I'm nearly 50 and I've never had love bugs this bad. They seem either attracted, or stirred up by the mower. Thank goodness they don't bite!
[media]https://youtu.be/4AXYUl7OCc8[/media]


----------



## bassadict69 (Apr 2, 2018)

We had it worse than that last year. This year, I have only seen a few.


----------



## LawnNeighborSam (Aug 14, 2018)

Never heard of them here in the Midwest but your lawn looks awesome in the video!! Great work


----------



## CenlaLowell (Apr 21, 2017)

Lovebugs are not bad here yet. Great looking lawn.


----------



## Tellycoleman (May 10, 2017)

Those are the bugs that's stuck together kissing right?
I hate them things. Luckily not a Tennessee thing. 
When I lived 60 miles south of Montgomery you could never have a clean car.


----------



## TN Hawkeye (May 7, 2018)

They must be moving north. They are the bane of existence in Florida. Just google love bug season Florida and you will be blown away how bad they can be. They can destroy a cars paint job if not washed off.


----------



## jonthepain (May 5, 2018)

I didn't know that about Herbie.


----------



## Hexadecimal 00FF00 (Sep 20, 2018)

LawnNeighborSam said:


> Never heard of them here in the Midwest...

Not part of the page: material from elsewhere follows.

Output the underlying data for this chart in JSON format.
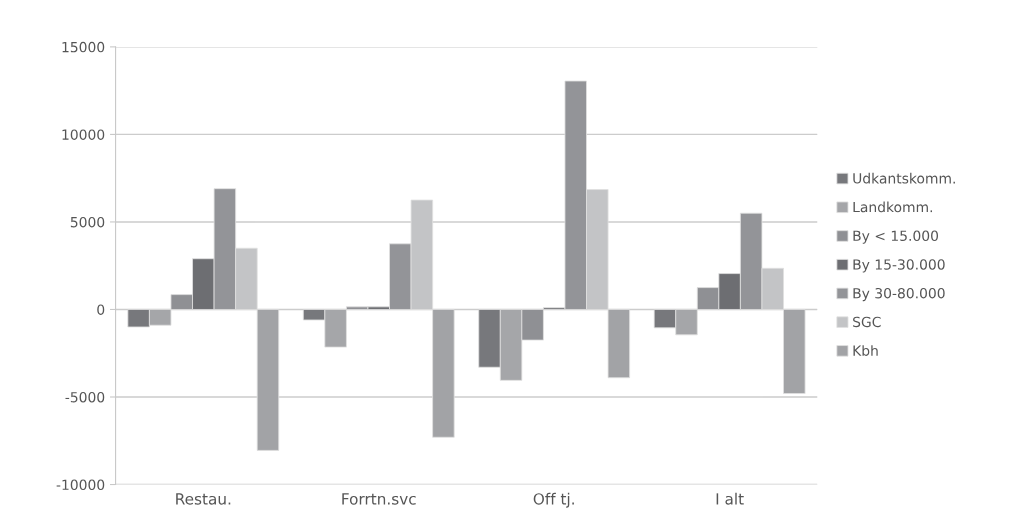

It's a southern thing. Florida I know has them. Alabama - as @wartee posted. Louisiana. I'm in Texas and they are here too.


----------



## DR_GREENTHUMB (May 24, 2018)

They are here, in OKC. More than I have ever seen this year.


----------



## Colonel K0rn (Jul 4, 2017)

They are diminishing some here, but still pretty thick and a nuisance to keep the van clean. Gnats and mosquitos are still everywhere.


----------



## deeevo (Jun 18, 2018)

Spring was really bad but not so bad the 2nd time around. I was over at Disney this past weekend and you should have seen all the northern tourists at the pool freaking out because of all the love bugs. They were complaining to the Cast members about them and running away from them. I tried to explain that they come around twice a year for about a week but they weren't having it.


----------